The editorial ends with the author’s college email address and “©2008 Campus Press,” as if nothing extraordinarily inflammatory transpired in the preceding one thousand words. What I wonder about is not how many emails he received in protest to his blatantly abrasive and crude editorial, but how many he received thanking him or agreeing with his sentiments.
The possibility that some individuals will have read the piece and missed the satire, or even worse, wholly agreed with its views, troubles me more than the fact that a college student found a terribly juvenile way to funnel his apparent angst.
Did he write the piece just to get some attention? Or does he really espouse the racist, narrow-minded and alarmingly animalistic ideas in the article? I hesitate even to call it an article, because it is more like the product of pouring one’s vomit into a bag and tying it up with ribbon, in an attempt to cover up the crude contents: it’s vomit-in-bag, in written form.
But more urgent is a question that applies to all forms of communication: to what extent is the author responsible for the aftermath of her or his work? The immediate fallout of the editorial probably only enhanced the author’s notoriety on campus and beyond, and in the twisted dictionary of American culture, notoriety is just as good as fame.

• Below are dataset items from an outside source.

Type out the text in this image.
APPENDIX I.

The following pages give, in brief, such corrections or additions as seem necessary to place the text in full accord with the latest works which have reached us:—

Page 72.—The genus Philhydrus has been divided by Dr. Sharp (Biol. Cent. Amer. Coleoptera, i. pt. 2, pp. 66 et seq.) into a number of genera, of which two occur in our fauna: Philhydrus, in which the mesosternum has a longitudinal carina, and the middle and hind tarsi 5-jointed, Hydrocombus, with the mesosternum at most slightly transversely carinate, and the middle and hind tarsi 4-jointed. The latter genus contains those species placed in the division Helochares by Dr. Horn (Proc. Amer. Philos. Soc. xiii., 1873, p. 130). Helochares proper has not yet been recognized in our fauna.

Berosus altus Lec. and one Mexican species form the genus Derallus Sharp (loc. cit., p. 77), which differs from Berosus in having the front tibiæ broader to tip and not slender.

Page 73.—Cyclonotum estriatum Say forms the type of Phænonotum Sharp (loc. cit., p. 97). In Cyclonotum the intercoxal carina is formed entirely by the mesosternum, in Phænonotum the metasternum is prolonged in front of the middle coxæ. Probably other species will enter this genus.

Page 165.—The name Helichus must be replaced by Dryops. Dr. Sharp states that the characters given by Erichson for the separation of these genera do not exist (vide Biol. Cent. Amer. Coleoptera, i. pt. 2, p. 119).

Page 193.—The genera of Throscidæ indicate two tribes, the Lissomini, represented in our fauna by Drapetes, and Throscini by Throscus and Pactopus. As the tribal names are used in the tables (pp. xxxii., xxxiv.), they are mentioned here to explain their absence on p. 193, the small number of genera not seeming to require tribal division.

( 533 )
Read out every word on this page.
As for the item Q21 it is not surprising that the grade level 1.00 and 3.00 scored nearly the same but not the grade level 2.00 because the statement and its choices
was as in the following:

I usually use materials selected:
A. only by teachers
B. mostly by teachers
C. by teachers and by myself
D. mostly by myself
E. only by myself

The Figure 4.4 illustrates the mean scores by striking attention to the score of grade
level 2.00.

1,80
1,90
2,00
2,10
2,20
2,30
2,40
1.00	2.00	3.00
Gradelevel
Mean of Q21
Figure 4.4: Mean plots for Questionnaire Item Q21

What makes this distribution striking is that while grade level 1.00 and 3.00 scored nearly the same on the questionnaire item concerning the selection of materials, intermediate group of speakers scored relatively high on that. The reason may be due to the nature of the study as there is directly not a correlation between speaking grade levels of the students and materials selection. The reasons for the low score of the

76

Thus, my main concern is this: is American society — or on a smaller scale, the college campus — an environment that actively breeds such sentiments as expressed in the editorial? That’s a question that will require a thorough analysis of the forces shaping our popular culture, and it is an issue that we must all consider, regardless of race.
The one positive aspect of the means the author chose to communicate is that it left space for dialogue. The fact that everything has transpired in the realm of words, and has not significantly crossed over into the realm of action, allows for response and reaction. What I gained from reflecting on the editorial is a realization that the inequality of the real world can infiltrate everything, even the idealized “University bubble” I currently live in. The CU Editorial proves that, even within college campuses (where admissions offices purposefully recruit diverse classes), entrenched stereotypes can make their way in and slap me in the face.
My reaction will not be to slap back, but to pity those who are nearsighted by the prejudices of the past.